# Water coming out of steam wand when purging



## Espresso mania (7 mo ago)

When purging the steam wand on my *Rancilio Silvia*. there is approx 50g of water coming out before the steam comes which is quite a lot if you think about it 

Also the steam seems to be quite unstable, the machine is spitting almost like if it is a mix of water and steam.
If i purge the wand for a LONG time (+20 sec) into a bucket it gets better, but not perfect...

I have tried so far;
Throughly descaled the machine with Citric acid
Adjusted the grouphead pressure (not even sure if this is related to the steam pressure, but...)

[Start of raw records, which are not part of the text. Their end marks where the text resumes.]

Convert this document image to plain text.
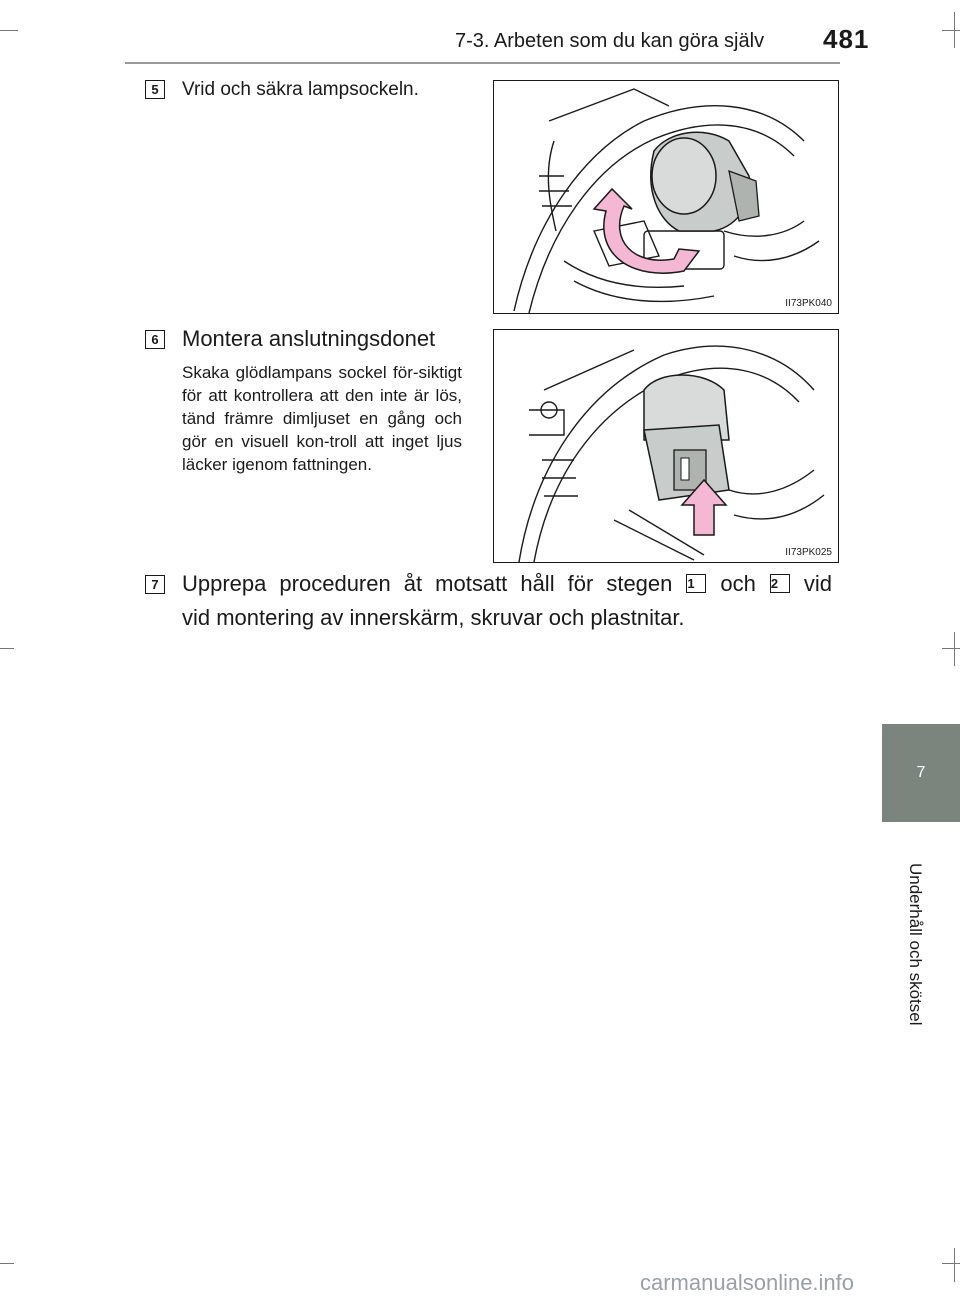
7-3. Arbeten som du kan göra själv 481
7
Underhåll och skötsel
5	Vrid och säkra lampsockeln.
II73PK040
6 Montera anslutningsdonet
Skaka glödlampans sockel för-siktigt för att kontrollera att den inte är lös, tänd främre dimljuset en gång och gör en visuell kon-troll att inget ljus läcker igenom fattningen.
II73PK025
7 Upprepa proceduren åt motsatt håll för stegen 1 och 2 vid
vid montering av innerskärm, skruvar och plastnitar.
carmanualsonline.info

What I am thinking next is to take the boiler apart and check the inside for scales etc.

Any other ideas on what I could do ?


----------



## El carajillo (Mar 16, 2013)

What machine is it ? it makes a difference.


----------



## Espresso mania (7 mo ago)

oh yes sorry, it is a Rancilio Silvia


----------



## El carajillo (Mar 16, 2013)

If you are in a hard water area I think your diagnosis ref scale is probably correct. When it builds up on the element it tends to insulate the water from the element. If the scale is thick the citric acid may not have broken all the scale down. It would be worth checking the steam thermostat it may not be allowing the water up to sufficient temperature.
If you invert the boiler to descale it do not get the element connector wet.


----------